Comparative biosignatures with systemic retrievals
Tereza Constantinou, Oliver Shorttle, Miles Cranmer, Paul B. Rimmer
TL;DR
The paper tackles the challenge of distinguishing biogenic from abiotic biosignatures in exoplanet atmospheres by introducing a comparative, system-wide framework of systemic retrievals that defines a local abiotic baseline within planetary systems. It develops a Bayesian formalism in which abiotic and biotic forward models are compared using leave-one-out predictive densities (elpd_LOO) and an evidence-based Delta E_L threshold to identify potential biological anomalies. The approach integrates abundance-space and raw data-based inferences within a hierarchical Bayesian model, enabling marginalisation over latent, shared planetary and stellar parameters to robustly test biosignatures across multiple planets. It further extends to habsignatures and habiosignatures, outlines practical diagnostics for model comparison, and discusses the construction of super-systems to enhance statistical power for system-level biosignature detection.
Abstract
The discovery of inhabited exoplanets hinges on identifying biosignature gases.
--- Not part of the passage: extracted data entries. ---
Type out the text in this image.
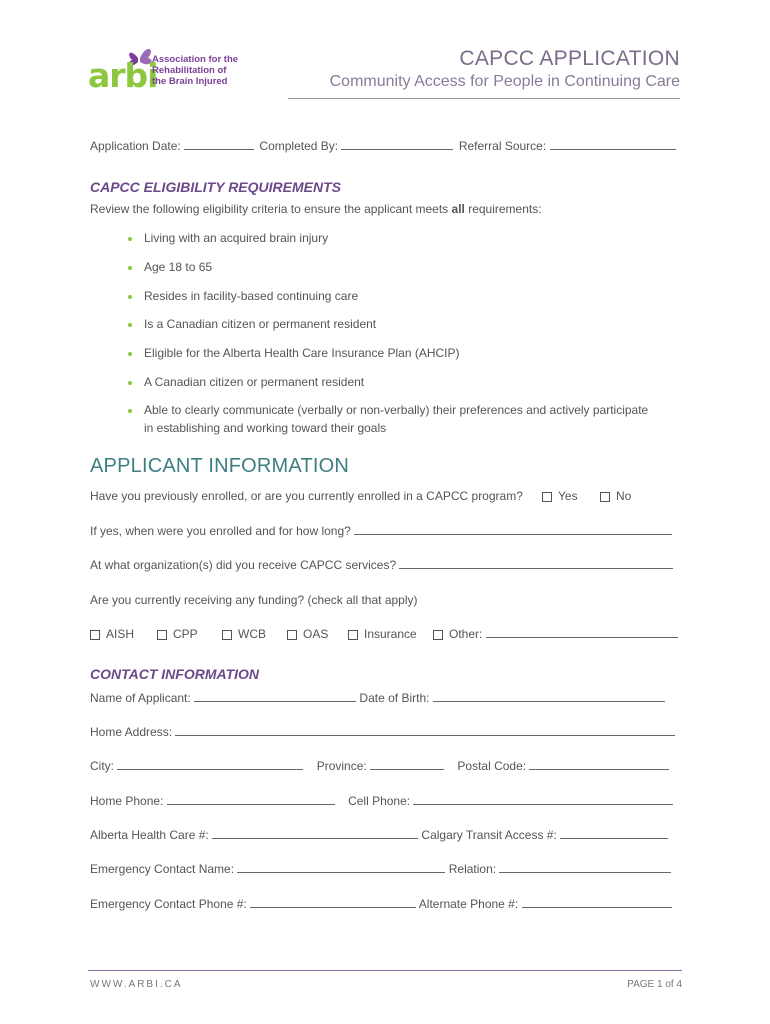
arbi
Association for the
Rehabilitation of
the Brain Injured
CAPCC APPLICATION
Community Access for People in Continuing Care
Application Date:	Completed By:	Referral Source:
CAPCC ELIGIBILITY REQUIREMENTS
Review the following eligibility criteria to ensure the applicant meets all requirements:
Living with an acquired brain injury
Age 18 to 65
Resides in facility-based continuing care
Is a Canadian citizen or permanent resident
Eligible for the Alberta Health Care Insurance Plan (AHCIP)
A Canadian citizen or permanent resident
Able to clearly communicate (verbally or non-verbally) their preferences and actively participate
in establishing and working toward their goals
APPLICANT INFORMATION
Have you previously enrolled, or are you currently enrolled in a CAPCC program?	Yes	No
If yes, when were you enrolled and for how long?
At what organization(s) did you receive CAPCC services?
Are you currently receiving any funding? (check all that apply)
AISH	CPP	WCB	OAS	Insurance	Other:
CONTACT INFORMATION
Name of Applicant:	Date of Birth:
Home Address:
City:	Province:	Postal Code:
Home Phone:	Cell Phone:
Alberta Health Care #:	Calgary Transit Access #:
Emergency Contact Name:	Relation:
Emergency Contact Phone #:	Alternate Phone #:
WWW.ARBI.CA	PAGE 1 of 4
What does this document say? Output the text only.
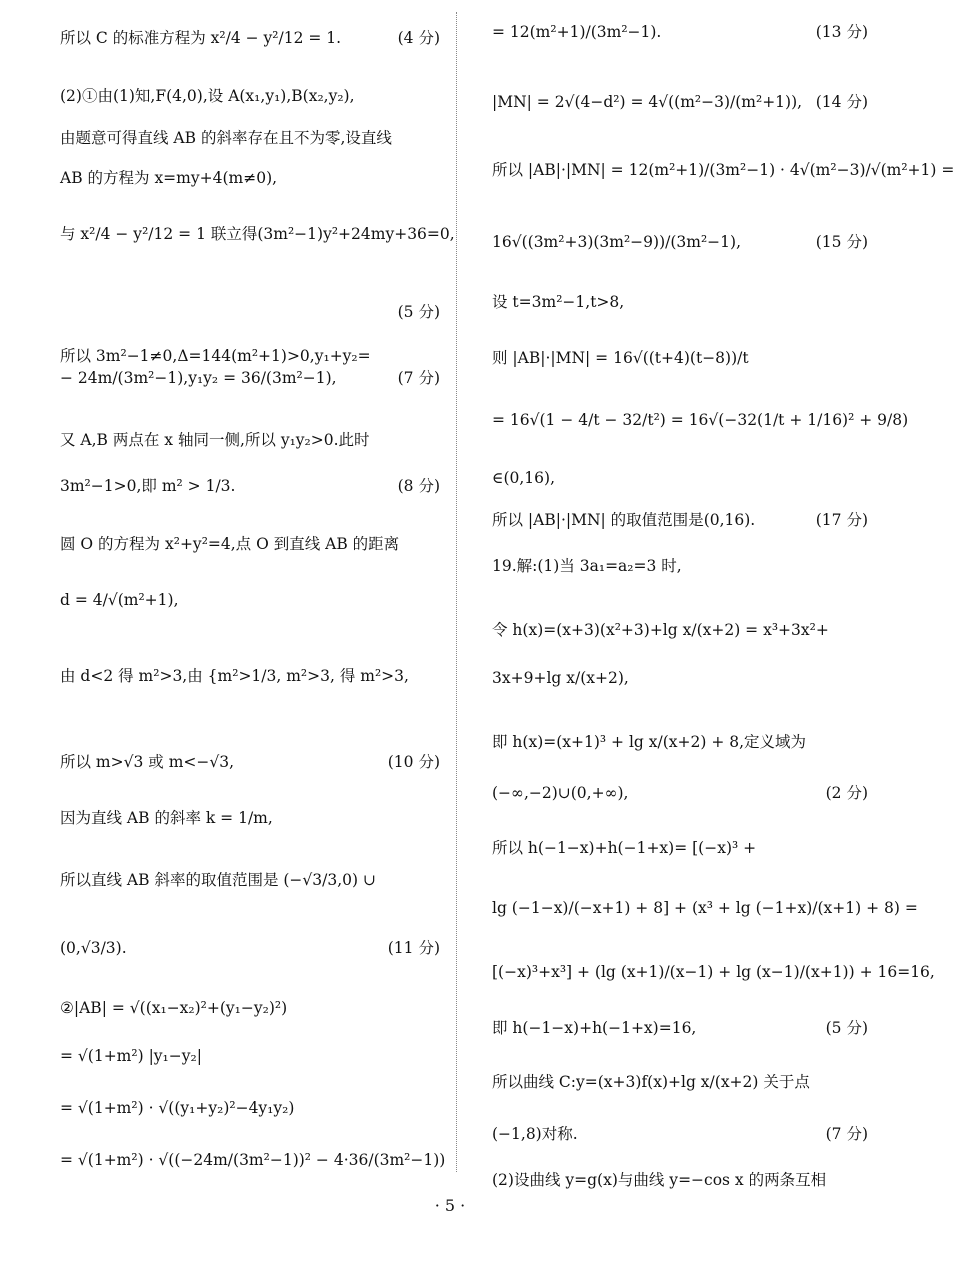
所以 C 的标准方程为 x²/4 − y²/12 = 1.	(4 分)
(2)①由(1)知,F(4,0),设 A(x₁,y₁),B(x₂,y₂),
由题意可得直线 AB 的斜率存在且不为零,设直线
AB 的方程为 x=my+4(m≠0),
与 x²/4 − y²/12 = 1 联立得(3m²−1)y²+24my+36=0,
(5 分)
所以 3m²−1≠0,Δ=144(m²+1)>0,y₁+y₂=
− 24m/(3m²−1),y₁y₂ = 36/(3m²−1),	(7 分)
又 A,B 两点在 x 轴同一侧,所以 y₁y₂>0.此时
3m²−1>0,即 m² > 1/3.	(8 分)
圆 O 的方程为 x²+y²=4,点 O 到直线 AB 的距离
d = 4/√(m²+1),
由 d<2 得 m²>3,由 {m²>1/3, m²>3, 得 m²>3,
所以 m>√3 或 m<−√3,	(10 分)
因为直线 AB 的斜率 k = 1/m,
所以直线 AB 斜率的取值范围是 (−√3/3,0) ∪
(0,√3/3).	(11 分)
②|AB| = √((x₁−x₂)²+(y₁−y₂)²)
= √(1+m²) |y₁−y₂|
= √(1+m²) · √((y₁+y₂)²−4y₁y₂)
= √(1+m²) · √((−24m/(3m²−1))² − 4·36/(3m²−1))
= 12(m²+1)/(3m²−1).	(13 分)
|MN| = 2√(4−d²) = 4√((m²−3)/(m²+1)), (14 分)
所以 |AB|·|MN| = 12(m²+1)/(3m²−1) · 4√(m²−3)/√(m²+1) =
16√((3m²+3)(3m²−9))/(3m²−1),	(15 分)
设 t=3m²−1,t>8,
则 |AB|·|MN| = 16√((t+4)(t−8))/t
= 16√(1 − 4/t − 32/t²) = 16√(−32(1/t + 1/16)² + 9/8)
∈(0,16),
所以 |AB|·|MN| 的取值范围是(0,16).	(17 分)
19.解:(1)当 3a₁=a₂=3 时,
令 h(x)=(x+3)(x²+3)+lg x/(x+2) = x³+3x²+
3x+9+lg x/(x+2),
即 h(x)=(x+1)³ + lg x/(x+2) + 8,定义域为
(−∞,−2)∪(0,+∞),	(2 分)
所以 h(−1−x)+h(−1+x)= [(−x)³ +
lg (−1−x)/(−x+1) + 8] + (x³ + lg (−1+x)/(x+1) + 8) =
[(−x)³+x³] + (lg (x+1)/(x−1) + lg (x−1)/(x+1)) + 16=16,
即 h(−1−x)+h(−1+x)=16,	(5 分)
所以曲线 C:y=(x+3)f(x)+lg x/(x+2) 关于点
(−1,8)对称.	(7 分)
(2)设曲线 y=g(x)与曲线 y=−cos x 的两条互相
· 5 ·
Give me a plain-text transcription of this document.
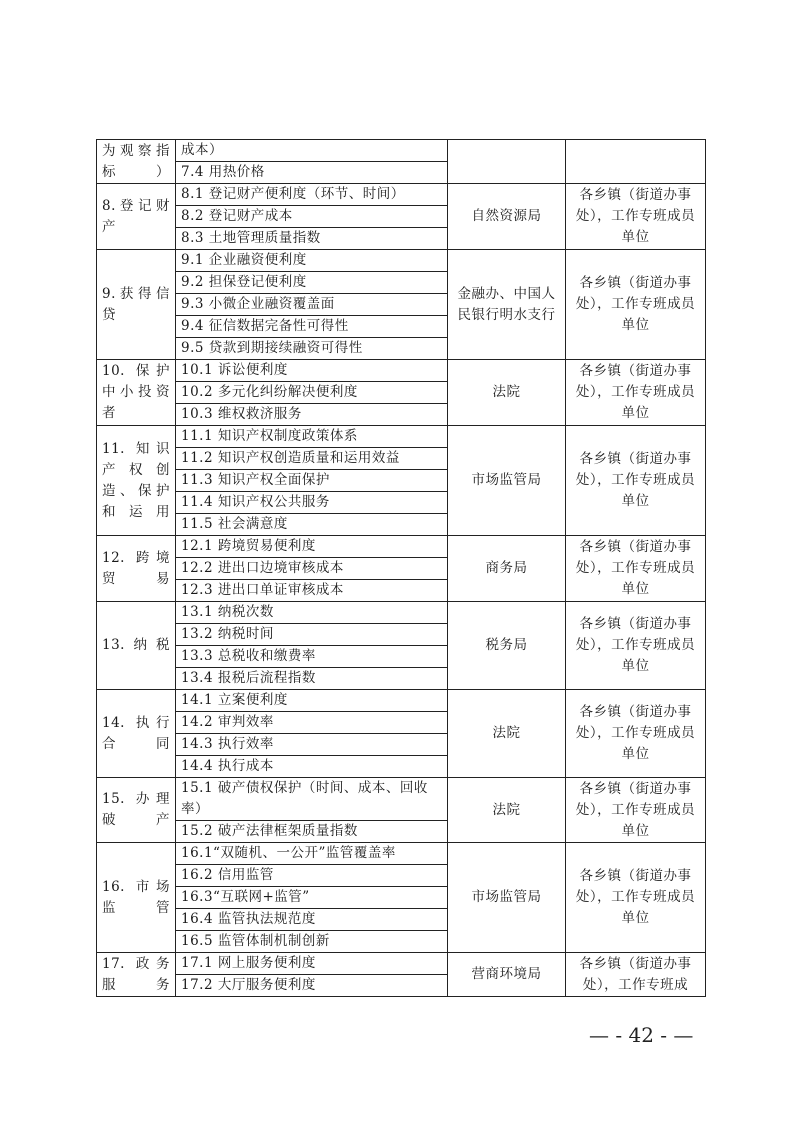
为观察指标）	成本）		
	7.4 用热价格		
8.登记财产	8.1 登记财产便利度（环节、时间）	自然资源局	各乡镇（街道办事处），工作专班成员单位
	8.2 登记财产成本		
	8.3 土地管理质量指数		
9.获得信贷	9.1 企业融资便利度	金融办、中国人民银行明水支行	各乡镇（街道办事处），工作专班成员单位
	9.2 担保登记便利度		
	9.3 小微企业融资覆盖面		
	9.4 征信数据完备性可得性		
	9.5 贷款到期接续融资可得性		
10. 保护中小投资者	10.1 诉讼便利度	法院	各乡镇（街道办事处），工作专班成员单位
	10.2 多元化纠纷解决便利度		
	10.3 维权救济服务		
11. 知识产权创造、保护和运用	11.1 知识产权制度政策体系	市场监管局	各乡镇（街道办事处），工作专班成员单位
	11.2 知识产权创造质量和运用效益		
	11.3 知识产权全面保护		
	11.4 知识产权公共服务		
	11.5 社会满意度		
12. 跨境贸易	12.1 跨境贸易便利度	商务局	各乡镇（街道办事处），工作专班成员单位
	12.2 进出口边境审核成本		
	12.3 进出口单证审核成本		
13.纳税	13.1 纳税次数	税务局	各乡镇（街道办事处），工作专班成员单位
	13.2 纳税时间		
	13.3 总税收和缴费率		
	13.4 报税后流程指数		
14. 执行合同	14.1 立案便利度	法院	各乡镇（街道办事处），工作专班成员单位
	14.2 审判效率		
	14.3 执行效率		
	14.4 执行成本		
15. 办理破产	15.1 破产债权保护（时间、成本、回收率）	法院	各乡镇（街道办事处），工作专班成员单位
	15.2 破产法律框架质量指数		
16. 市场监管	16.1“双随机、一公开”监管覆盖率	市场监管局	各乡镇（街道办事处），工作专班成员单位
	16.2 信用监管		
	16.3“互联网+监管”		
	16.4 监管执法规范度		
	16.5 监管体制机制创新		
17. 政务服务	17.1 网上服务便利度	营商环境局	各乡镇（街道办事处），工作专班成
	17.2 大厅服务便利度		
— - 42 - —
JWST can reveal biosignature gases, though current discoveries have yet to evidence life. The central challenge is attribution: how can we confidently identify biogenic sources while ruling out, or deeming unlikely, abiotic explanations? Attribution is particularly difficult for individual planets, especially given the stochastic abiotic processes that can set atmospheric conditions. To address this, we propose a comparative multi-planet approach centred on systemic retrievals: the analysis of multiple planets within a system to empirically define the `abiotic baseline'. This baseline, constructed from obligate uninhabited planets, serves as a local reference point. Systemic retrievals enable marginalisation over inaccessible, latent, shared abiotic parameters within planet evolution models. This is possible because planets within a system are linked by their birth in the same natal disk, have been irradiated by the same evolving star, and have a linked dynamical history. Observations aligning with the abiotic baseline, where the locally-informed abiotic planet evolution models demonstrate high out-of-sample predictive accuracy, are likely non-biological. Potentially biological anomalies are identified as statistical outliers from the abiotic baseline using Bayesian leave-one-out cross-validation. A comparative biosignature is thus defined: an anomaly where a biotic planetary evolution model provides a superior fit than its abiotic counterpart. Where both abiotic and biotic models yield poor predictive accuracy, the anomaly is flagged as an ``unknown unknown"; a signature of either unconstrained abiotic processes, or life as we don't yet know it.